The liberation of sharing her story encouraged Knoll to adapt the novel into a movie herself—not always typical for authors when their work is optioned. But the film diverges from the novel in one key place: the ending.

After Ani ultimately leaves her fiancé—a symbol of the posh upper crust she worked so hard to assimilate into—she goes on to take a job at the New York Times Magazine, publish an essay à la the one in Lenny Letter (although this time in the magazine), and take the subway—a mode of transportation that formerly gave her PTSD.

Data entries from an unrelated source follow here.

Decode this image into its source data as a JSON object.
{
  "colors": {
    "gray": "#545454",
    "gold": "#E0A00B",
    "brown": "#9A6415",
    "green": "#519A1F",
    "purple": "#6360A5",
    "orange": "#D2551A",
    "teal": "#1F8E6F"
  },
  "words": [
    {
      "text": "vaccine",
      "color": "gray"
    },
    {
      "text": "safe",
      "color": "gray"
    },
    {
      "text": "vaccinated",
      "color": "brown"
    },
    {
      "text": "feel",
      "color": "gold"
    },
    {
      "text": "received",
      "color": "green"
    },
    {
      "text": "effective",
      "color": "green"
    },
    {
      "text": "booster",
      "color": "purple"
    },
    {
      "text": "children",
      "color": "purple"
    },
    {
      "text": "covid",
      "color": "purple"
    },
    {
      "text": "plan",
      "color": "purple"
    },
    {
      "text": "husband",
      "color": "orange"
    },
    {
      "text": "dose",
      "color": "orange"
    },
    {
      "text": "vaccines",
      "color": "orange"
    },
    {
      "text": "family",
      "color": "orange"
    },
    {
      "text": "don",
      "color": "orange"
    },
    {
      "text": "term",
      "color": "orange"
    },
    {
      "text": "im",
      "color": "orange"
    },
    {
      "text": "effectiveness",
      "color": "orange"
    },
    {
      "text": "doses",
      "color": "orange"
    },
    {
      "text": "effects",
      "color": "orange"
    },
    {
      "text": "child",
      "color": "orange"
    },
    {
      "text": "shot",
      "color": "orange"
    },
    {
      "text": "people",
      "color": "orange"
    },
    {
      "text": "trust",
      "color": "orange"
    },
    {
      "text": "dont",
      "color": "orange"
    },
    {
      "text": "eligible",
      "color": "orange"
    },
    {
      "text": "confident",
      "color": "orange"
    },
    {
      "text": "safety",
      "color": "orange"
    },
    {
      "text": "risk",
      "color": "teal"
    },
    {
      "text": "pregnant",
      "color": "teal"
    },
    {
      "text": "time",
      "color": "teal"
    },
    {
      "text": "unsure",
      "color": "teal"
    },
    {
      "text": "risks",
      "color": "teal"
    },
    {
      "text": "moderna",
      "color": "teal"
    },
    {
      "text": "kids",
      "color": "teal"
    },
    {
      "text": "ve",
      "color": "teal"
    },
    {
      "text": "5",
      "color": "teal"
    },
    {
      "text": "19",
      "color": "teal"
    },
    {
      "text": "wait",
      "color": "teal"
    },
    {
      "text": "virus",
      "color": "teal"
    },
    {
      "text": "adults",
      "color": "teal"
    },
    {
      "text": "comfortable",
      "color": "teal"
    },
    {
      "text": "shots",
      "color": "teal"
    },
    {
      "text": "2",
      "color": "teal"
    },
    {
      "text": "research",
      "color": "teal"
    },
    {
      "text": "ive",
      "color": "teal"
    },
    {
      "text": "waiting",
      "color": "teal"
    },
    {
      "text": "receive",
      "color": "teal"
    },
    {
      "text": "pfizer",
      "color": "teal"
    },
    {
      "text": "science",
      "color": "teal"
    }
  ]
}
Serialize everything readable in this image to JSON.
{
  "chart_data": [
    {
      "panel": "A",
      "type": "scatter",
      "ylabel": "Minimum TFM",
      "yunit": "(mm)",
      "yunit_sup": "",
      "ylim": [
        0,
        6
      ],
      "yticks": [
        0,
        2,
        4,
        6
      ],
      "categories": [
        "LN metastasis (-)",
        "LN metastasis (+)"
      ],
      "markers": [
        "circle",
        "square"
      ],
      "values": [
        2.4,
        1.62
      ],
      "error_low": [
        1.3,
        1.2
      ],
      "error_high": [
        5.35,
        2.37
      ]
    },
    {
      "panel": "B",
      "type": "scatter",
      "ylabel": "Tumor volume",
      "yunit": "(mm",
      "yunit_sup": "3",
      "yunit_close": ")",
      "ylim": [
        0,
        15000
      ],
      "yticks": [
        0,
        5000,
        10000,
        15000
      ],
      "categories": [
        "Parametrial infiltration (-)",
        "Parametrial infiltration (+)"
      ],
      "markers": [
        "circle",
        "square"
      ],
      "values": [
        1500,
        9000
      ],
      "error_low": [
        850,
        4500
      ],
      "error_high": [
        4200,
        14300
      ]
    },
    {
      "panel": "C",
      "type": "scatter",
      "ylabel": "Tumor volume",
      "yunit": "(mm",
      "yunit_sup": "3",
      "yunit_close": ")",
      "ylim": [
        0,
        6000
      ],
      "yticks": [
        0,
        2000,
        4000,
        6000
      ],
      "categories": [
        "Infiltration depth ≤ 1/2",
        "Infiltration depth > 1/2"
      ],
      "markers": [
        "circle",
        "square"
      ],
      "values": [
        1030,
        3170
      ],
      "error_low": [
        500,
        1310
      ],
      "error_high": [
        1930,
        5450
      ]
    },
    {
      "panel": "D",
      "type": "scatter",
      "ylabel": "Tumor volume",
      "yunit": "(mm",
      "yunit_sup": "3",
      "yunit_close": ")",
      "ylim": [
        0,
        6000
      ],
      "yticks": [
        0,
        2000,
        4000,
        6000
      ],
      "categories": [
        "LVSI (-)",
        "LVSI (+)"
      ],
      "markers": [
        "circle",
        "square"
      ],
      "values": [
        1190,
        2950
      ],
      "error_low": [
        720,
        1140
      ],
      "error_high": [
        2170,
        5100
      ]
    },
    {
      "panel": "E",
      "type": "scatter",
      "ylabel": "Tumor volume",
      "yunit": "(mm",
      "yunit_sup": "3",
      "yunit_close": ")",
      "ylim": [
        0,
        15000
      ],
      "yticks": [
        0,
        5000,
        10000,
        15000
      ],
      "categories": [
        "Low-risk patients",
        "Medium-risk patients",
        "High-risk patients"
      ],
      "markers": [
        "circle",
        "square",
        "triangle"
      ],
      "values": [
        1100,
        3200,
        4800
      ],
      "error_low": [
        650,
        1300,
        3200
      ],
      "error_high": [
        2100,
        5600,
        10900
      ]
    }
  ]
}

On the subway, she is enveloped by the voices of women’s comments on her essay, seemingly coming from the everyday people around her on the train. “I was also assaulted by a guy I thought was a friend,” says one. “Hearing your story gives me hope that one day I can tell mine too.”

The 28-year-old brings her account to Good Morning America, where she’s interviewed about the essay. “I’m hearing from women who have never shared their stories, from women who have carried this horrible thing with them alone for 38 years, and I just hope that no one has to ever do that again,” Ani says. “I hope that people feel compelled to share their stories, to talk about what happened to them, and to know that you have nothing to be ashamed of.”

“It’s very meta that it’s a fictional story, a fictional character, but there are even more elements that are inspired by my real life,” Knoll told Entertainment Weekly of the changes to the adaptation. “I like that we looked at the year that followed me writing the book and writing my essay and the reaction to it and going on a TV show to talk about it.”

While Knoll did change the ending of the film to make it more true to her own life, she was aided in doing so by Mila Kunis, who plays Ani with a haunted tenacity. The actor and the author worked together to shape the ending into something that felt communal.

“I know the ending is polarizing, which is what I think makes this movie so interesting. It’s not cookie cutter, and not everybody experiences this movie the same way,” Kunis told Entertainment Weekly. “A lot of people didn’t like it, but I fought so hard for it to stay in. I’m really glad that we won this fight because it’s so powerful.”